Copyright law was originally understood as a balance between the need to provide incentives to authors and the need to insure the speedy circulation and cultural absorption of new ideas and insights. The new corporate culture has fundamentally shifted that balance, placing all the muscle on [[one side of the equation]]. The emerging practices of the web call into question the viability of our current legal fictions about culture originating through the autonomous actions of expressive individuals. We need to be thinking now about how to create new mechanisms which defend the idea of the cultural commons against persistent trends towards privatization and protectionism.

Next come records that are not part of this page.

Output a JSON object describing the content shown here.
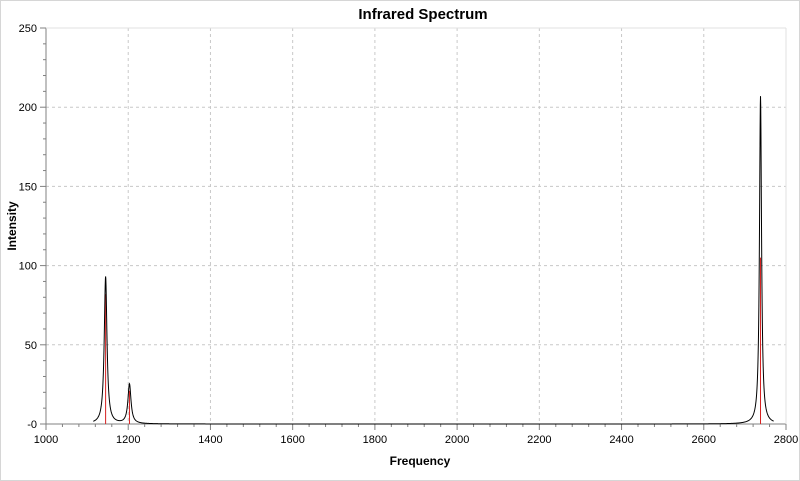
{
  "chart_data": {
    "type": "line",
    "title": "Infrared Spectrum",
    "xlabel": "Frequency",
    "ylabel": "Intensity",
    "xlim": [
      1000,
      2800
    ],
    "ylim": [
      0,
      250
    ],
    "x_ticks": [
      1000,
      1200,
      1400,
      1600,
      1800,
      2000,
      2200,
      2400,
      2600,
      2800
    ],
    "y_ticks": [
      0,
      50,
      100,
      150,
      200,
      250
    ],
    "x_tick_labels": [
      "1000",
      "1200",
      "1400",
      "1600",
      "1800",
      "2000",
      "2200",
      "2400",
      "2600",
      "2800"
    ],
    "y_tick_labels": [
      "-0",
      "50",
      "100",
      "150",
      "200",
      "250"
    ],
    "grid": true,
    "x_range_plotted": [
      1115,
      2770
    ],
    "peaks": [
      {
        "x": 1145,
        "y": 93,
        "width": 8
      },
      {
        "x": 1203,
        "y": 25,
        "width": 9
      },
      {
        "x": 2738,
        "y": 207,
        "width": 6
      }
    ],
    "stick_lines": [
      {
        "x": 1145,
        "y": 82
      },
      {
        "x": 1203,
        "y": 21
      },
      {
        "x": 2738,
        "y": 105
      }
    ],
    "colors": {
      "spectrum": "#000000",
      "stick": "#d62020",
      "grid": "#c8c8c8",
      "axis": "#808080"
    }
  }
}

One can, of course, imagine that all of these new web "scribblers" will create original works that have no relationship to previously circulating materials and in the process, a more participatory culture would displace broadcast media altogether, but that would contradict everything literary history might teach us about how human creativity operates. Authors have elaborated upon what has come before. In this new cultural economy, the most powerful materials will be those that command recognition around the globe and for the foreseeable future, those materials will originate within the mass media.

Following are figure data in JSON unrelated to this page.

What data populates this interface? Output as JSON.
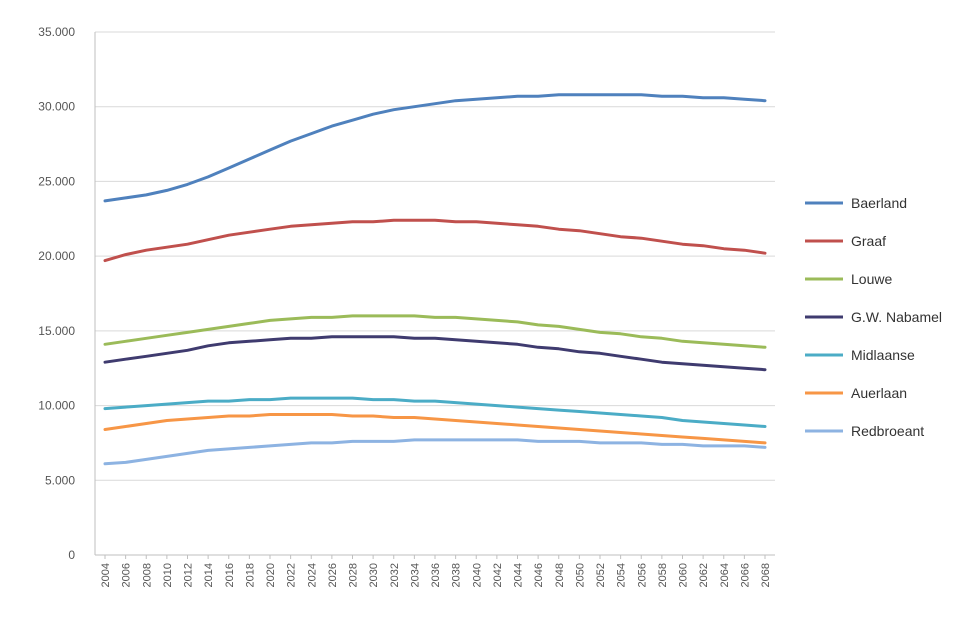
{
  "chart_data": {
    "type": "line",
    "title": "",
    "xlabel": "",
    "ylabel": "",
    "ylim": [
      0,
      35000
    ],
    "yticks": [
      {
        "value": 0,
        "label": "0"
      },
      {
        "value": 5000,
        "label": "5.000"
      },
      {
        "value": 10000,
        "label": "10.000"
      },
      {
        "value": 15000,
        "label": "15.000"
      },
      {
        "value": 20000,
        "label": "20.000"
      },
      {
        "value": 25000,
        "label": "25.000"
      },
      {
        "value": 30000,
        "label": "30.000"
      },
      {
        "value": 35000,
        "label": "35.000"
      }
    ],
    "grid": true,
    "legend_position": "right",
    "x": [
      2004,
      2006,
      2008,
      2010,
      2012,
      2014,
      2016,
      2018,
      2020,
      2022,
      2024,
      2026,
      2028,
      2030,
      2032,
      2034,
      2036,
      2038,
      2040,
      2042,
      2044,
      2046,
      2048,
      2050,
      2052,
      2054,
      2056,
      2058,
      2060,
      2062,
      2064,
      2066,
      2068
    ],
    "x_tick_labels": [
      "2004",
      "2006",
      "2008",
      "2010",
      "2012",
      "2014",
      "2016",
      "2018",
      "2020",
      "2022",
      "2024",
      "2026",
      "2028",
      "2030",
      "2032",
      "2034",
      "2036",
      "2038",
      "2040",
      "2042",
      "2044",
      "2046",
      "2048",
      "2050",
      "2052",
      "2054",
      "2056",
      "2058",
      "2060",
      "2062",
      "2064",
      "2066",
      "2068"
    ],
    "series": [
      {
        "name": "Baerland",
        "color": "#4f81bd",
        "values": [
          23700,
          23900,
          24100,
          24400,
          24800,
          25300,
          25900,
          26500,
          27100,
          27700,
          28200,
          28700,
          29100,
          29500,
          29800,
          30000,
          30200,
          30400,
          30500,
          30600,
          30700,
          30700,
          30800,
          30800,
          30800,
          30800,
          30800,
          30700,
          30700,
          30600,
          30600,
          30500,
          30400
        ]
      },
      {
        "name": "Graaf",
        "color": "#c0504d",
        "values": [
          19700,
          20100,
          20400,
          20600,
          20800,
          21100,
          21400,
          21600,
          21800,
          22000,
          22100,
          22200,
          22300,
          22300,
          22400,
          22400,
          22400,
          22300,
          22300,
          22200,
          22100,
          22000,
          21800,
          21700,
          21500,
          21300,
          21200,
          21000,
          20800,
          20700,
          20500,
          20400,
          20200
        ]
      },
      {
        "name": "Louwe",
        "color": "#9bbb59",
        "values": [
          14100,
          14300,
          14500,
          14700,
          14900,
          15100,
          15300,
          15500,
          15700,
          15800,
          15900,
          15900,
          16000,
          16000,
          16000,
          16000,
          15900,
          15900,
          15800,
          15700,
          15600,
          15400,
          15300,
          15100,
          14900,
          14800,
          14600,
          14500,
          14300,
          14200,
          14100,
          14000,
          13900
        ]
      },
      {
        "name": "G.W. Nabamel",
        "color": "#3f3b6f",
        "values": [
          12900,
          13100,
          13300,
          13500,
          13700,
          14000,
          14200,
          14300,
          14400,
          14500,
          14500,
          14600,
          14600,
          14600,
          14600,
          14500,
          14500,
          14400,
          14300,
          14200,
          14100,
          13900,
          13800,
          13600,
          13500,
          13300,
          13100,
          12900,
          12800,
          12700,
          12600,
          12500,
          12400
        ]
      },
      {
        "name": "Midlaanse",
        "color": "#4bacc6",
        "values": [
          9800,
          9900,
          10000,
          10100,
          10200,
          10300,
          10300,
          10400,
          10400,
          10500,
          10500,
          10500,
          10500,
          10400,
          10400,
          10300,
          10300,
          10200,
          10100,
          10000,
          9900,
          9800,
          9700,
          9600,
          9500,
          9400,
          9300,
          9200,
          9000,
          8900,
          8800,
          8700,
          8600
        ]
      },
      {
        "name": "Auerlaan",
        "color": "#f79646",
        "values": [
          8400,
          8600,
          8800,
          9000,
          9100,
          9200,
          9300,
          9300,
          9400,
          9400,
          9400,
          9400,
          9300,
          9300,
          9200,
          9200,
          9100,
          9000,
          8900,
          8800,
          8700,
          8600,
          8500,
          8400,
          8300,
          8200,
          8100,
          8000,
          7900,
          7800,
          7700,
          7600,
          7500
        ]
      },
      {
        "name": "Redbroeant",
        "color": "#8db3e2",
        "values": [
          6100,
          6200,
          6400,
          6600,
          6800,
          7000,
          7100,
          7200,
          7300,
          7400,
          7500,
          7500,
          7600,
          7600,
          7600,
          7700,
          7700,
          7700,
          7700,
          7700,
          7700,
          7600,
          7600,
          7600,
          7500,
          7500,
          7500,
          7400,
          7400,
          7300,
          7300,
          7300,
          7200
        ]
      }
    ]
  }
}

Media companies certainly have the right to profit from the investments they have made in our culture, but perhaps, they need to develop new models of how rents can be extracted from intellectual properties. The on-line book dealer, Amazon, for example, has helped to foster amateur discussions of books, creating an associates program which enabled web critics to get profit points from linking back to their corporate homepage. Amazon has discovered that building the basis for a new book culture helps, in the long run, to increase public awareness of and demand for books. Perhaps, media producers need to follow Amazon's example and find ways to transform media consumers from "copyright infringers" into niche marketers, active collaborators in the production of value from cultural materials, worthy "associates" helping to define the place of popular culture in an age of media convergence.

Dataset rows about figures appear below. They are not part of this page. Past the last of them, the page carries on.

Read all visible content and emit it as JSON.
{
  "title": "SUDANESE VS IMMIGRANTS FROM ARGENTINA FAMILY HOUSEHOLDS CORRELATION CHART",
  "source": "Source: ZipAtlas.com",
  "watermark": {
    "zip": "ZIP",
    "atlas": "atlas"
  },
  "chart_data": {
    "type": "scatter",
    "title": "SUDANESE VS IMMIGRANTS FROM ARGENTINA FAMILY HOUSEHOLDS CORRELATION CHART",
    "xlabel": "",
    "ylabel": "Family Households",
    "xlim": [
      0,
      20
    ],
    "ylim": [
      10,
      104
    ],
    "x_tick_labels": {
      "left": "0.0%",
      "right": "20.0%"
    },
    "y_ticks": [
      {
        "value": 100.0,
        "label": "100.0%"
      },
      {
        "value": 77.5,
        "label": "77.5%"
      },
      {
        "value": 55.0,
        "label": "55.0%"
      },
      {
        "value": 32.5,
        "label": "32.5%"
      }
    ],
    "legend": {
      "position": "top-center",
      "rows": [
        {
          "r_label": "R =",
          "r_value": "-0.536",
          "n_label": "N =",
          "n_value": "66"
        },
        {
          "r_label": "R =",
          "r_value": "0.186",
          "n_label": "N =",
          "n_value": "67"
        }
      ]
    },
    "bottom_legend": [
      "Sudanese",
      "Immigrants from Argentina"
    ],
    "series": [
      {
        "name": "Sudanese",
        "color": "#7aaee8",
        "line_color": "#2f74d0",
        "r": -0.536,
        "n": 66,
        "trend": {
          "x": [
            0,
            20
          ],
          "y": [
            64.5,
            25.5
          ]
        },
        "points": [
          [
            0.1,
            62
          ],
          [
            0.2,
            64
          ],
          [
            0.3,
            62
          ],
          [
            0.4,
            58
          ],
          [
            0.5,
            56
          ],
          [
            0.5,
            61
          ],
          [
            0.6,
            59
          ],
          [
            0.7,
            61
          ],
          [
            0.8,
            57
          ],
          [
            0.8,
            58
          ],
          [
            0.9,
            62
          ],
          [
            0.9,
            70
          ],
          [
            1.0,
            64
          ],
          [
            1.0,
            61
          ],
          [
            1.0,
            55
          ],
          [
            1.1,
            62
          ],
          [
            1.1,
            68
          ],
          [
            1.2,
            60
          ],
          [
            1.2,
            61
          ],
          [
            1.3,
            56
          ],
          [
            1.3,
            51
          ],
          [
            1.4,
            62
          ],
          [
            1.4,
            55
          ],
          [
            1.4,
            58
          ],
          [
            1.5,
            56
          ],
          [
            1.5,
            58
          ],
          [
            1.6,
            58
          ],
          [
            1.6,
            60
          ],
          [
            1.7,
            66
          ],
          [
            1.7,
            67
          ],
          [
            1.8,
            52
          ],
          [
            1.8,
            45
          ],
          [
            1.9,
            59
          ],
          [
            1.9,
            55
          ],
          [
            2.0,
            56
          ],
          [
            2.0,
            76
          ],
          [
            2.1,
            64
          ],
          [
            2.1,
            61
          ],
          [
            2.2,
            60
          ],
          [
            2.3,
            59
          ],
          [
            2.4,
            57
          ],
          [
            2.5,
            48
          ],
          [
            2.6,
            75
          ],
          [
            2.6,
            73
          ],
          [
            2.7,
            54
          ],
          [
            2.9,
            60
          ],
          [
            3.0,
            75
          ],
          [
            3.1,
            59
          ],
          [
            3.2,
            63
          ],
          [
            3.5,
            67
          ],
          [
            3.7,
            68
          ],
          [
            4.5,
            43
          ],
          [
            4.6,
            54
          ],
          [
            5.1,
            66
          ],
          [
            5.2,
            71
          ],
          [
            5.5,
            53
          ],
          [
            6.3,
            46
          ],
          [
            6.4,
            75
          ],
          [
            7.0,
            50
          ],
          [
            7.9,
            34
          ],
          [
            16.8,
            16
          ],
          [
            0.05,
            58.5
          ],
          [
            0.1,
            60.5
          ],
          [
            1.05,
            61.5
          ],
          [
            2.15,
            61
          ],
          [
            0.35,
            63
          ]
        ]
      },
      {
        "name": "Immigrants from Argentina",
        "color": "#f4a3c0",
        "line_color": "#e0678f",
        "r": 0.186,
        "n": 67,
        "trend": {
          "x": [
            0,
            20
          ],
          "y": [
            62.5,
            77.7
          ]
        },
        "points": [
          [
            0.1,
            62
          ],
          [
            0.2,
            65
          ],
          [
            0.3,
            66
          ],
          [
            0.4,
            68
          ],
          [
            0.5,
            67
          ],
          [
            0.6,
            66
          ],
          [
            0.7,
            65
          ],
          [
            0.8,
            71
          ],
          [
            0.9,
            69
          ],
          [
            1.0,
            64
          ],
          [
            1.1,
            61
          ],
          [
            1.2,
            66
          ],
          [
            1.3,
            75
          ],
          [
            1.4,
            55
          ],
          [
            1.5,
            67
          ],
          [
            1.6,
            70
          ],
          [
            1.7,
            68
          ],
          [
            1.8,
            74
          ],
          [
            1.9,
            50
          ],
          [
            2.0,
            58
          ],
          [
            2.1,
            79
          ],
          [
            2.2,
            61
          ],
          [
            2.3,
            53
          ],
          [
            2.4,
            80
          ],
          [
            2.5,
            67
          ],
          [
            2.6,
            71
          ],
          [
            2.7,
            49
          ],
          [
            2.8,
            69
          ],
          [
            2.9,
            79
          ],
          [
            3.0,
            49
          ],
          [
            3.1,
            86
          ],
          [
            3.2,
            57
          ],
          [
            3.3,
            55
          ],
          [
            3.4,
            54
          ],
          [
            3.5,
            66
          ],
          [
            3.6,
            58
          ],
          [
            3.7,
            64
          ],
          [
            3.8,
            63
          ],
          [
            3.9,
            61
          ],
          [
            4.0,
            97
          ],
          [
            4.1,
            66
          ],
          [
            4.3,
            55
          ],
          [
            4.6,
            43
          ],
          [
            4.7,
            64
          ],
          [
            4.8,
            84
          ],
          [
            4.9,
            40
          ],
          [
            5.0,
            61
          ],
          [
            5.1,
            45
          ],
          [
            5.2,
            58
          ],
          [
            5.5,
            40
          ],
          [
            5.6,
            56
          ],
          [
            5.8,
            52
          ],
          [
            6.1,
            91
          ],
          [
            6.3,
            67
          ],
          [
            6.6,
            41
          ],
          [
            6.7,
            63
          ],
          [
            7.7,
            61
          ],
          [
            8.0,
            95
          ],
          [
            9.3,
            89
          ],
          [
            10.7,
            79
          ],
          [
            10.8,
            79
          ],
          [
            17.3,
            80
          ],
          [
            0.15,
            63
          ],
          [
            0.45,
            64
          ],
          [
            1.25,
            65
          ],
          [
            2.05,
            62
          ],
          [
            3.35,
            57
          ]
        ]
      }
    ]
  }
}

For the past century, mass media has displaced traditional folk practices, has appropriated figures from folklore and displaced them with trademarked characters. Today, when we envision the Mad Hatter, we think not of a literary figure in the public domain but a cartoon character which Disney still licenses. Mass media has brought its stories into our homes and into our hearts. Contemporary mass media provides the central frame of cultural reference for our conversations and our fantasies. When we tell our own stories, they often involve encounters with media celebrities. When we recount our fantasies, they often involve fictional characters from our favorite films or television shows. When we start to speak with our friends, [[catch phrases]] from contemporary sitcoms and commercials roll off our tongues, much as Shakespeare and the Bible fell easily to the lips of an earlier generation. Let's face it -- media culture is our culture, and if we are going to use the resources of the web to tell stories that reflect our cultural experiences, we should anticipate that many of them will borrow heavily from the materials they have so aggressively marketed to us. As Jean Jambon, one of Carroll's 19th century imitators, explained, "It may be thought that in introducing a certain little lady ALICEnce has been taken. But royal personages are public property."